If the **True Positive Rate** is low, it means that the model isn't effective at catching positive cases. For certain problems, high sensitivity is incredibly important. 
* If we're building a model to predict which patients have cancer, every patient that is missed by the model could mean a loss of life. We want a highly **sensitive model** that is able to **catch** all of the positive cases (in this case, the positive case is a patient with cancer).

In [16]:
# Calculate Sensitivity/True Positive Rate

false_negatives = len(admissions[(admissions["predicted_label"] ==0) & (admissions["actual_label"] == 1)])

sensitivity = true_positives/(true_positives + false_negatives)
sensitivity

0.12704918032786885

Looks like the sensitivity of the model is around `12.7%` and only about `1` in `8` students that should have been admitted were actually admitted. In the context of predicting student admissions, this probably isn't too bad of a thing. Graduate schools can only admit a select number of students into their programs and by definition they end up rejecting many qualified students that would have succeeded.

In the healthcare context, however, low sensitivity could mean a severe loss of life. If a classification model is only catching `12.7%` of positive cases for an illness, then around `7` of `8` people are going undiagnosed (being classified as false negatives).

Let's now learn about specificity:

**Specificity or True Negative Rate** - The proportion of applicants that were correctly rejected:

![image.png](attachment:image.png)


This helps us answer the question:

* **How effective is this model at identifying negative outcomes?**

In our case, the specificity tells us the proportion of applicants who should be rejected that were correctly rejected (just `True Negatives`). 
* A **high specificity** means that the model is really good at predicting which applicants should be rejected.

In [17]:
false_positives = len(admissions[(admissions["predicted_label"] == 1) & (admissions["actual_label"] == 0)])

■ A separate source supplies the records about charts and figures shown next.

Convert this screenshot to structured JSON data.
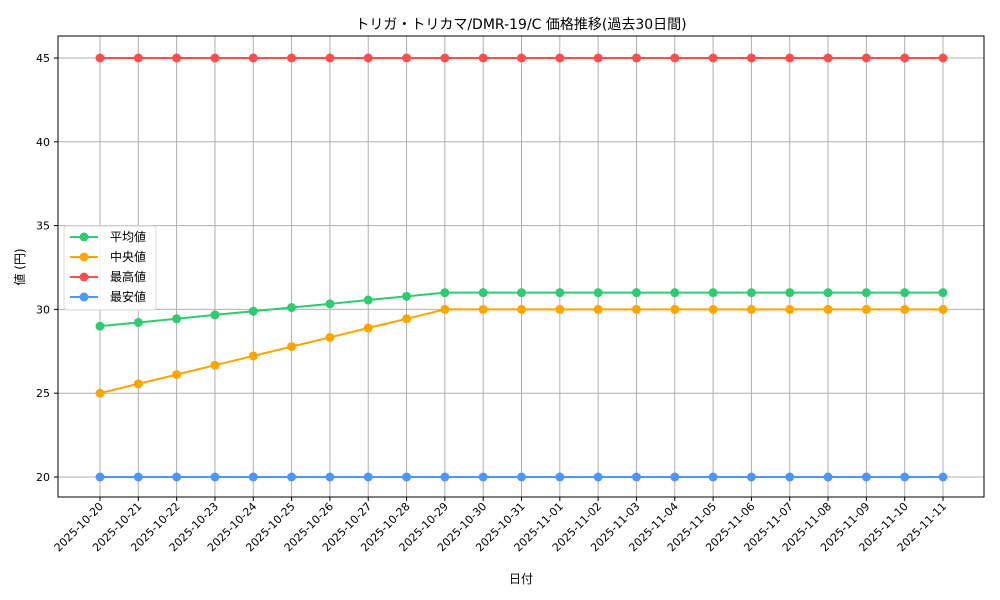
{
  "chart_data": {
    "type": "line",
    "title": "トリガ・トリカマ/DMR-19/C 価格推移(過去30日間)",
    "xlabel": "日付",
    "ylabel": "値 (円)",
    "ylim": [
      18.75,
      46.25
    ],
    "yticks": [
      20,
      25,
      30,
      35,
      40,
      45
    ],
    "grid": true,
    "legend_position": "center left",
    "x": [
      "2025-10-20",
      "2025-10-21",
      "2025-10-22",
      "2025-10-23",
      "2025-10-24",
      "2025-10-25",
      "2025-10-26",
      "2025-10-27",
      "2025-10-28",
      "2025-10-29",
      "2025-10-30",
      "2025-10-31",
      "2025-11-01",
      "2025-11-02",
      "2025-11-03",
      "2025-11-04",
      "2025-11-05",
      "2025-11-06",
      "2025-11-07",
      "2025-11-08",
      "2025-11-09",
      "2025-11-10",
      "2025-11-11"
    ],
    "series": [
      {
        "name": "平均値",
        "color": "#2ecc71",
        "values": [
          29.0,
          29.22,
          29.44,
          29.67,
          29.89,
          30.11,
          30.33,
          30.56,
          30.78,
          31,
          31,
          31,
          31,
          31,
          31,
          31,
          31,
          31,
          31,
          31,
          31,
          31,
          31
        ]
      },
      {
        "name": "中央値",
        "color": "#ffa500",
        "values": [
          25.0,
          25.56,
          26.11,
          26.67,
          27.22,
          27.78,
          28.33,
          28.89,
          29.44,
          30,
          30,
          30,
          30,
          30,
          30,
          30,
          30,
          30,
          30,
          30,
          30,
          30,
          30
        ]
      },
      {
        "name": "最高値",
        "color": "#ff4d4d",
        "values": [
          45,
          45,
          45,
          45,
          45,
          45,
          45,
          45,
          45,
          45,
          45,
          45,
          45,
          45,
          45,
          45,
          45,
          45,
          45,
          45,
          45,
          45,
          45
        ]
      },
      {
        "name": "最安値",
        "color": "#4d96ff",
        "values": [
          20,
          20,
          20,
          20,
          20,
          20,
          20,
          20,
          20,
          20,
          20,
          20,
          20,
          20,
          20,
          20,
          20,
          20,
          20,
          20,
          20,
          20,
          20
        ]
      }
    ]
  }
}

specificity = true_negatives/ (true_negatives+false_positives)
specificity

0.9625

It looks like the specificity of the model is **96.25%**. This means that the model is really good at knowing which applicants to reject. Since around only **7%** of applicants were accepted that applied, it's important that the model reject people correctly who wouldn't have otherwise been accepted.

In this project, we learned about some of the different ways of evaluating how well a binary classification model performs.